In 1695, John Aubrey wrote in his Miscellanies:
Not long before the Death of King Charles II a sparrow-hawk escaped from the Perch, and pitched on one of the Iron Crowns of the White Tower, and entangling its string in the Crown, hung by the heels and died. T'was considered very ominous, and so it proved.

The musket, or musquet, originally a kind of crossbow bolt, and later a small cannon, was named after the male Eurasian sparrowhawk because of its size. The British Gloster Aircraft Company named one of their Mars series craft the Sparrowhawk.
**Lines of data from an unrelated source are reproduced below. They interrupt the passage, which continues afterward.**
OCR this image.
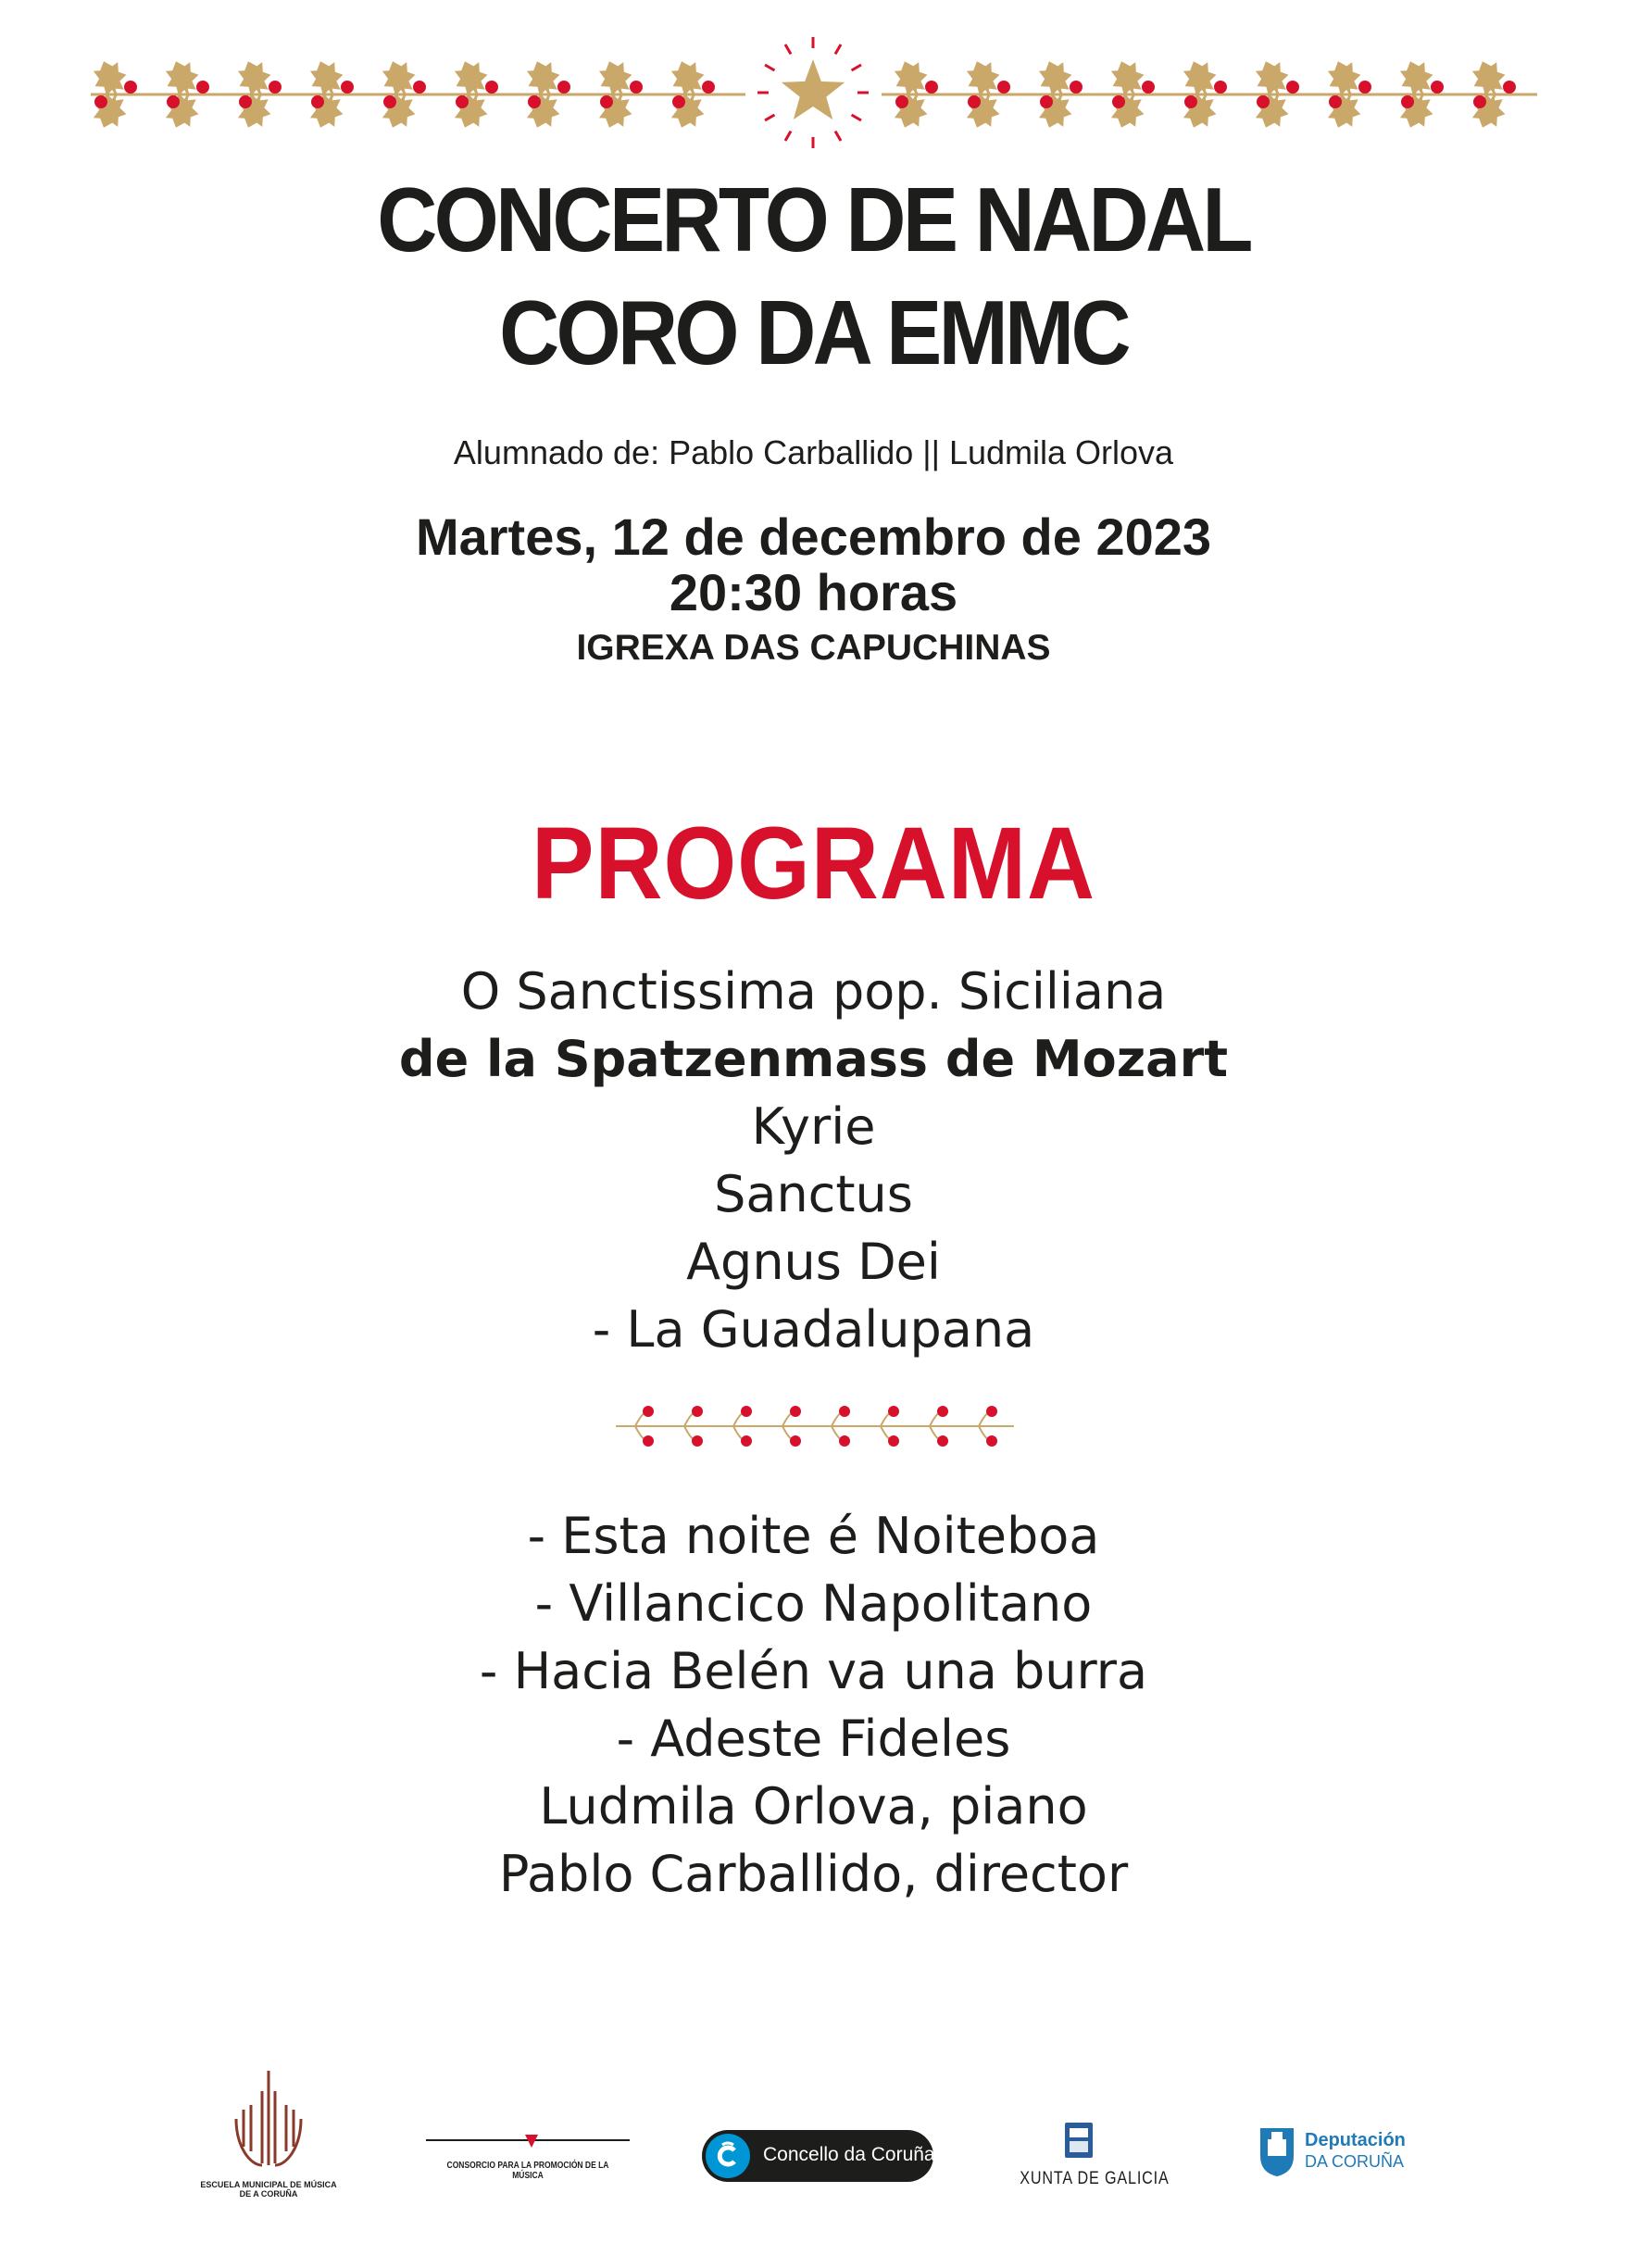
CONCERTO DE NADAL
CORO DA EMMC
Alumnado de: Pablo Carballido || Ludmila Orlova
Martes, 12 de decembro de 2023
20:30 horas
IGREXA DAS CAPUCHINAS
PROGRAMA
O Sanctissima pop. Siciliana
de la Spatzenmass de Mozart
Kyrie
Sanctus
Agnus Dei
- La Guadalupana
- Esta noite é Noiteboa
- Villancico Napolitano
- Hacia Belén va una burra
- Adeste Fideles
Ludmila Orlova, piano
Pablo Carballido, director
ESCUELA MUNICIPAL DE MÚSICA
DE A CORUÑA
CONSORCIO PARA LA PROMOCIÓN DE LA MÚSICA
Concello da Coruña
XUNTA DE GALICIA
Deputación
DA CORUÑA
In William Shakespeare's The Merry Wives of Windsor, Mrs Ford greets Robin, Falstaff's page, with the words "How now, my eyas musket", eyas musket meaning a lively young man (an eyas is a hawk nestling). The British Poet Laureate Ted Hughes wrote a poem entitled "A Sparrow-Hawk" which refers to this species. Hermann Hesse mentioned this bird in his book Demian and the bird is also referred to in One Thousand and One Nights by Richard Francis Burton:
Good sooth my bones, wheneas they hear thy name

Quail as birds quailed when Nisus o'er them flew

The Eurasian sparrowhawk was written about by Alfred, Lord Tennyson:

A sparhawk proud did hold in wicked jail

Music's sweet chorister, the Nightingale

To whom with sighs she said: 'O set me free,

And in my song I'll praise no bird but thee.'

The Hawk replied: 'I will not lose my diet

To let a thousand such enjoy their quiet.'

It also appears in Tennyson's Idylls of the King.